Sylvia Sham, Conditionally Approved Interpreter, Cantonese. Sylvia Sham is a Hong Kong native immigrant. She holds a Bachelor of Science degree in Computer Science from the Kennesaw State University in Georgia. Her working languages are English, Cantonese, Mandarin and Enping dialects. Since 1999, she began working as a full-time freelance court interpreter and medical interpreter in Georgia. As a Registered Court Interpreter in Chinese (Mandarin and Cantonese) from 2003-2008 and the Conditionally Approved Court Interpreter (Cantonese) since 2009, she primarily works as a contractor interpreter in different courts throughout Georgia. Sylvia had served as the Board of Directors of the Atlanta Association of Interpreters and Translators (AAIT) from 2007-2009. Constantly striving to expand her knowledge through continuing education, Sylvia also passed both written exams of CCHI’s Associate Healthcare Interpreter Examination (AHI) in 2014 and the IMIA’s National Board of Certification for Medical Interpreters in 2010.

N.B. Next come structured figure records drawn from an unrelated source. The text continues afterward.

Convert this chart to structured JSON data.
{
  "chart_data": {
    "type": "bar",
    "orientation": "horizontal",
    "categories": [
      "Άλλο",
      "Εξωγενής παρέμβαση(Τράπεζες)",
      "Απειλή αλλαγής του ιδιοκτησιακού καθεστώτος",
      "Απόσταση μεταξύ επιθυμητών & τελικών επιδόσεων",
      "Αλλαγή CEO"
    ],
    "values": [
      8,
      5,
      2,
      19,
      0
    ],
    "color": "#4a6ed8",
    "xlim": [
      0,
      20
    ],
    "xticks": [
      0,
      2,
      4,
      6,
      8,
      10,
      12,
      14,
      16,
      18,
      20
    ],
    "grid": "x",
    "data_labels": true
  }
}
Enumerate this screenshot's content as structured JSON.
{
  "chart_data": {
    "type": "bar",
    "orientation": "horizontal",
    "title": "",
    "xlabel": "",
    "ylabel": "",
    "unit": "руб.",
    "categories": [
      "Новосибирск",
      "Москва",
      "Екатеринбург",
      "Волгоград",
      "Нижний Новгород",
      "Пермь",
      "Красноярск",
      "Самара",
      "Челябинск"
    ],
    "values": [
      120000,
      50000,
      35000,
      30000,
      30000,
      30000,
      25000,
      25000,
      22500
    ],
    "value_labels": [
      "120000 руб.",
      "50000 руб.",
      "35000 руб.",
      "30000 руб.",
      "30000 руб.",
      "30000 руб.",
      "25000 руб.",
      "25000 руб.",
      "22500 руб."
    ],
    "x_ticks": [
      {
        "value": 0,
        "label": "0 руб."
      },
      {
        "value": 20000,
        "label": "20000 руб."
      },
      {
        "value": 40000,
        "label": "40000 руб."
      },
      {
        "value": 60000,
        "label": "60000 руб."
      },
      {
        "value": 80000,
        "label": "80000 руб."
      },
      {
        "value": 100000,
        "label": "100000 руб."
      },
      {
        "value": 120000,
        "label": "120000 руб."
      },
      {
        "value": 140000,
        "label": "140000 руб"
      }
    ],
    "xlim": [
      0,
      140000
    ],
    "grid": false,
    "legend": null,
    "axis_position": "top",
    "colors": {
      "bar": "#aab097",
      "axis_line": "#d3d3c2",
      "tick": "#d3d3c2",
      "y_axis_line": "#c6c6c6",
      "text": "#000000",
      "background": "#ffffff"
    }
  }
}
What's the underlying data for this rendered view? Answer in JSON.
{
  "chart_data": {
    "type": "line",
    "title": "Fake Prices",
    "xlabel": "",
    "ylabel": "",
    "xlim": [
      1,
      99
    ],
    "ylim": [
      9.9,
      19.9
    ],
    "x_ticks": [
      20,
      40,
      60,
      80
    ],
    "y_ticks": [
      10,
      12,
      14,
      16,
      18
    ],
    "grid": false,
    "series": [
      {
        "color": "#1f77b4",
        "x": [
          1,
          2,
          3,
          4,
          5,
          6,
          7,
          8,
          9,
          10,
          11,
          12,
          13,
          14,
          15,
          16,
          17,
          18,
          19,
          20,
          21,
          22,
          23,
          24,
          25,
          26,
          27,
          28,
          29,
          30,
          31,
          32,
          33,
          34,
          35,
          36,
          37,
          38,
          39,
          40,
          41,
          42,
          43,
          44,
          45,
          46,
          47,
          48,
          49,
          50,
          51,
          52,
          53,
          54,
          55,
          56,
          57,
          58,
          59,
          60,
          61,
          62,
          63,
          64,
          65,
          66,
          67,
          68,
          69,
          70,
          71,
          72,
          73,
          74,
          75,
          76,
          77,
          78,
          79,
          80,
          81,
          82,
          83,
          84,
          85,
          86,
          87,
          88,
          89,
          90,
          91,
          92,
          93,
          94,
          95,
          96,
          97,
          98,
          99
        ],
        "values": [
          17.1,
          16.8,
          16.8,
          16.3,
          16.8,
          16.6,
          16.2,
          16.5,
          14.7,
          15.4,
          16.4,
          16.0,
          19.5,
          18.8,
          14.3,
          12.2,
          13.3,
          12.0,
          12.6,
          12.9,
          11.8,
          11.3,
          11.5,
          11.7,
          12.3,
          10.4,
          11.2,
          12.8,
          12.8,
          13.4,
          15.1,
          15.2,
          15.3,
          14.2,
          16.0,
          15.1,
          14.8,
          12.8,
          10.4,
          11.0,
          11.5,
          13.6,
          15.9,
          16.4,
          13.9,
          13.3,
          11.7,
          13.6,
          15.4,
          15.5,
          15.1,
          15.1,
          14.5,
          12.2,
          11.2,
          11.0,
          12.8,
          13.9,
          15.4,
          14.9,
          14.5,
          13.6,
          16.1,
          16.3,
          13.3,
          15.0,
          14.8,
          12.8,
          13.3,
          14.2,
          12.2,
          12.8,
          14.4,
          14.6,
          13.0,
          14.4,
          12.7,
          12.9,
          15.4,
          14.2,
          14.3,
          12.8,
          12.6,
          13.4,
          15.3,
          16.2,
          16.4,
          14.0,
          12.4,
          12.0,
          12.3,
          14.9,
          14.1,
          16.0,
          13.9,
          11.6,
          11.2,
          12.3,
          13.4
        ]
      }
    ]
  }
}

Maria Ceballos-Wallis, Certified Spanish Interpreter (Moderator)-Maria Ceballos-Wallis is a Georgia/Florida Certified Spanish Interpreter on staff with the DeKalb County State Court, in Decatur, GA. She has occupied various key positions on the Board of Directors of the Atlanta Association of Interpreters and Translators since 2011 and worked in multilingual communications since 1990. Her passion has always been eliminating barriers to effective communication through the mastery of language and the media. In addition to being an accomplished television producer, in 2002, Maria received a certificate in translation studies from Florida International University and was certified as Spanish/English translator by the National Australian Authority for Translators and Interpreters (NAATI). She is also a Georgiaregistered civil and domestic mediator. Maria holds an M.A. in international studies from Florida International University (FIU) and a B.A. in communication arts with a minor in French from Hofstra University in Hempstead, NY. She has also taught English as a second language at Miami Dade Community College and lectured on mass communications as an adjunct at Florida International University (Spanish/English).